Streaming Catalog Overview

Last updated
Save as PDF

Streaming Catalog

The Streaming Catalog allows customers to send new, updated catalog items (product, category, content, and so on) in real-time to Personalization Cloud. The streaming catalog determines what has changed and only those changes are sent out for updates. This means pricing and other time-sensitive information can be updated in seconds. The first consumer of the Streaming Catalog is FIND. All information will now be indexed in near real-time.

Screen Shot streaming arch 2019-09-06 at 4.15.39 PM.png

The diagram below provides an overview and highlights of the key services of Streaming Catalog. The catalog items from the Streaming-ingest service are consumed by the streaming engine, which validates and transforms data as required. The streaming engine sends out only the deltas (changes) to the “out”, which is then replicated to the front-end data centers for Find to index.

Screen Shot streaming catalog 2019-09-06 at 4.23.11 PM.png

The key services of Streaming Catalog include:

Streaming-property service
- Allows to define custom attributes with any supported data type
- Allows to set search attributes
Streaming-engine
- Validates and transforms items
- Only sends “deltas” (changes) to the streaming.engine.out
Find consumes the items that are ready on the “out” topic in real time on the front-end data centers.
Legacy Catalog Adaptor consumes items that are ready on the "out" topic.

Using Streaming Catalog API

Summary of steps on how to use the new streaming catalog.
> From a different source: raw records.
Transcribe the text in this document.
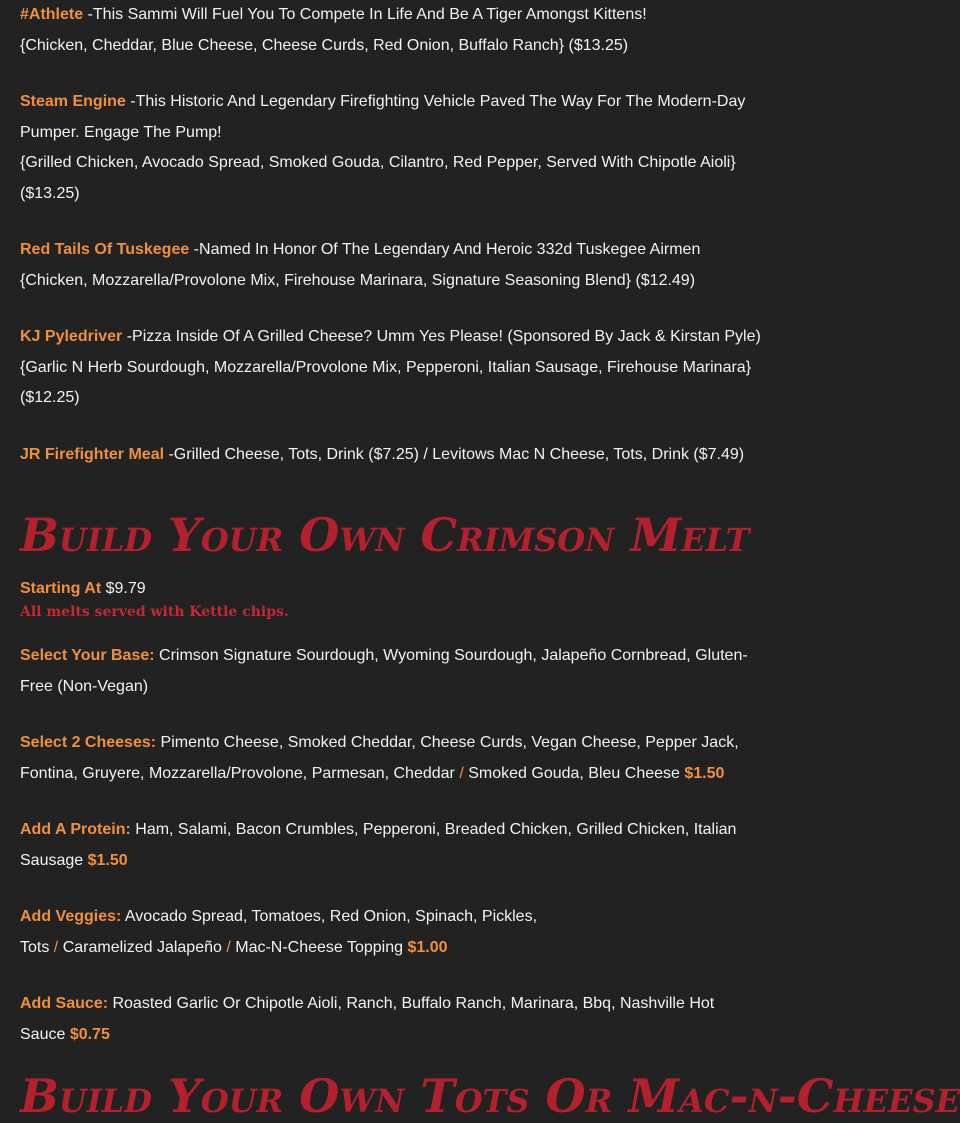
#Athlete -This Sammi Will Fuel You To Compete In Life And Be A Tiger Amongst Kittens!

{Chicken, Cheddar, Blue Cheese, Cheese Curds, Red Onion, Buffalo Ranch} ($13.25)

Steam Engine -This Historic And Legendary Firefighting Vehicle Paved The Way For The Modern-Day Pumper. Engage The Pump!

{Grilled Chicken, Avocado Spread, Smoked Gouda, Cilantro, Red Pepper, Served With Chipotle Aioli} ($13.25)

Red Tails Of Tuskegee -Named In Honor Of The Legendary And Heroic 332d Tuskegee Airmen

{Chicken, Mozzarella/Provolone Mix, Firehouse Marinara, Signature Seasoning Blend} ($12.49)

KJ Pyledriver -Pizza Inside Of A Grilled Cheese? Umm Yes Please! (Sponsored By Jack & Kirstan Pyle)

{Garlic N Herb Sourdough, Mozzarella/Provolone Mix, Pepperoni, Italian Sausage, Firehouse Marinara} ($12.25)

JR Firefighter Meal -Grilled Cheese, Tots, Drink ($7.25) / Levitows Mac N Cheese, Tots, Drink ($7.49)

Build Your Own Crimson Melt

Starting At $9.79

All melts served with Kettle chips.

Select Your Base: Crimson Signature Sourdough, Wyoming Sourdough, Jalapeño Cornbread, Gluten-Free (Non-Vegan)

Select 2 Cheeses: Pimento Cheese, Smoked Cheddar, Cheese Curds, Vegan Cheese, Pepper Jack, Fontina, Gruyere, Mozzarella/Provolone, Parmesan, Cheddar / Smoked Gouda, Bleu Cheese $1.50

Add A Protein: Ham, Salami, Bacon Crumbles, Pepperoni, Breaded Chicken, Grilled Chicken, Italian Sausage $1.50

Add Veggies: Avocado Spread, Tomatoes, Red Onion, Spinach, Pickles,

Tots / Caramelized Jalapeño / Mac-N-Cheese Topping $1.00

Add Sauce: Roasted Garlic Or Chipotle Aioli, Ranch, Buffalo Ranch, Marinara, Bbq, Nashville Hot

Sauce $0.75

Build Your Own Tots Or Mac-n-Cheese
1. Create Property Definition Collections

The first step is to create property definition collections (streaming-property service) for each item type (product, category, and region). A property definition is the schema for an attribute and must be defined before creating a snapshot. Each item type should have its own property definition collection.

When creating a property definition collection, canonical and derived properties will automatically be created in the new property definition collection. Custom properties can be added to the property definition collection. Any supported data type (that is, integer, string, and so on) can be assigned to a custom property.

When a property definition collection is first created it is in the "creating" state. In this state, users are allowed to modify a property definition. But, once a definition is "published", users cannot modify a property definition. Property definitions can be added when in the "published" or "creating" states.

The "product" property definition collection includes Find search attribute settings. These attributes must be set by using the streaming-property API and not by using the portal.
To create a snapshot, property definition collections must be in the "published" state.

2. Create Snapshots

Next step is to create a product snapshot, which is an instance of the catalog. If regions are required, a place snapshot is created. It is recommended to create a place snapshot with the default "region" property definition collection. The product snapshot is referenced when sending product or category information through the streaming catalog. A place snapshot is used for managing region metadata such as currency or location. Region items need to be in the place snapshot if region over-rides are to be used in the product catalog.

A product snapshot must be associated to "published" product and category definition collections. A place snapshot needs to be associated to a region property definition collection.

There are four states for snapshots: Creating, Complete, Active, and Archive.

The "creating" state is for testing and making modifications as required. Items that are ingested into a "creating" snapshot only go to the view store and do not get ingested into Find or the Legacy Catalog (Recommend, Discover).

The "Complete" state requires "published" property definition collections. Ingested items will go to the Legacy Catalog (Postgres) and are indexed in real-time in the non-production Find index. It is recommended that when data is ready to be picked up by the Legacy Catalog Adaptor (Recommend), a new snapshot should be created and its state should be changed to "Complete".

The "Active" state is considered the production version of the catalog. For Find, all information will be indexed in the production Find indexes. If there is an existing "Active" snapshot, it will be archived when a new snapshot is activated.

3. Add Catalog Items

The third step is to add catalog items (that is, product, categories) using the streaming-ingest service. The snapshot ID is referenced, and the state of the snapshot determines if an item goes to the Legacy Catalog (Postgres database - Recommend) and/or where it is indexed by Find.

Please refer to the documentation for further details.

4. Streaming Status Service

The streaming-status service allows users to see the status of a transaction. A status is provided for each service in the streaming catalog. For example, by making a call to the streaming status service using the tracking ID, a status will be provided for each service that was involved in processing the item. The status for each service includes status on how many items were processed and the time it took in milliseconds.

5. Streaming View Service

The streaming-view service will display the ingested items that have been successfully processed into the catalog.

Detailed information on streaming view service can be found in the documentation.